Resignification de l’anti-androcentrisme
La resignification néolibérale de la critique féministe de l’androcentrisme n’était alors plus qu’une affaire de temps. On peut l’expliquer en adaptant un argument tiré du travail de Boltanski et Chiapello. Dans leur Nouvel Esprit du capitalisme, un ouvrage important, ils avancent cette idée que le capitalisme se réinvente périodiquement dans des moments de rupture historique, pour une part, en récupérant divers courants critiques dirigés contre lui [10]. Dans de tels moments, certains éléments de la critique anticapitaliste sont resignifiés pour légitimer une nouvelle forme émergente du capitalisme, alors investie de la signification morale supérieure qui lui est nécessaire pour convaincre de nouvelles générations d’apporter leur contribution au travail d’accumulation sans fin, fondamentalement vide de sens. Pour Boltanski et Chiapello, le nouvel « esprit » qui a servi à légitimer le capitalisme flexible néolibéral contemporain a d’abord été façonné à partir de la critique « artiste » de la Nouvelle Gauche dans le cadre d’un capitalisme d’Etat, critique qui s’en prenait à la grisaille conformiste de la culture d’entreprise. Ce fut avec les accents de Mai 68, expliquent-ils, que les théoriciens du management néolibéral se firent les chantres d’un capitalisme de « projet », connexionniste, dans lequel les hiérarchies organisationnelles rigides feraient place aux équipes horizontales et aux réseaux flexibles, libérant ainsi la créativité individuelle. Il en sortit une nouvelle romance du capitalisme avec des effets dans le monde réel, romance qui devait nimber les start-ups à haute technologie de la Silicon Valley et qui aujourd’hui trouve son expression la plus pure dans la communication d’entreprise de Google.

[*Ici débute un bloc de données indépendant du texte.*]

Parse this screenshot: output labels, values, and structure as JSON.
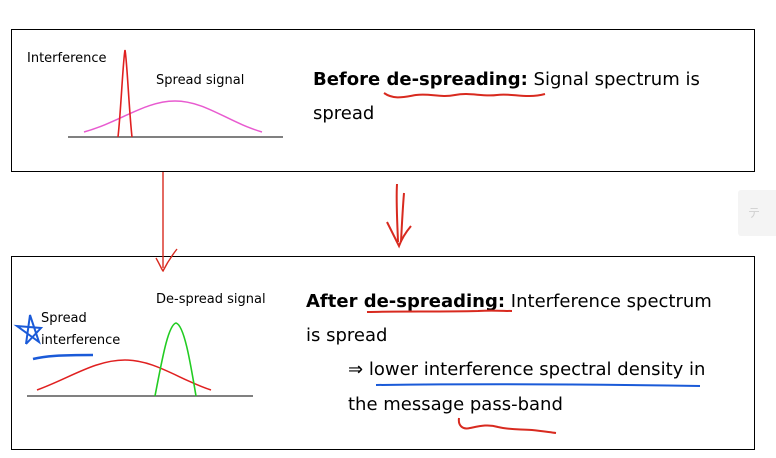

L’idée de Boltanski et Chiapello est à la fois originale et profonde. Cependant, parce qu’elle ne prend pas en compte les questions de genre, elle ne parvient pas à saisir pleinement l’esprit du capitalisme néolibéral. Certes, cet esprit intègre une romance masculiniste de l’individu libre, sans attache, auto-engendré, qu’ils décrivent fort bien. Mais le capitalisme néolibéral a autant à voir avec Walmart, les maquiladoras et le microcrédit qu’avec la Silicon Valley et Google. Il se nourrit d’un travail très majoritairement accompli par des femmes ; non seulement de jeunes célibataires, mais aussi des femmes mariées, des femmes avec des enfants ; non seulement des femmes racialisées, mais aussi des femmes d’à peu près toutes origines nationales et ethniques. En tant que telles, les femmes sont apparues en masse sur le marché du travail à échelle planétaire avec pour effet une remise en cause radicale de l’idéal du salaire familial propre au capitalisme d’Etat. Dans le capitalisme néolibéral « désorganisé », cet idéal a été remplacé par la norme de la famille à deux salaires. Il se peut bien que ce nouvel idéal repose sur une réalité faite de bas salaires, de faible sécurité de l’emploi, de niveaux de vie qui dégringolent, d’accroissement massif du nombre d’heures travaillées pour chaque foyer, d’intensification des doubles journées de travail qui deviennent des triples ou des quadruples journées de travail, et d’augmentations du nombre de foyers pris en charge par des femmes. Le capitalisme désorganisé change le plomb en or en construisant une nouvelle romance de la promotion des femmes et de l’égalité hommes/femmes.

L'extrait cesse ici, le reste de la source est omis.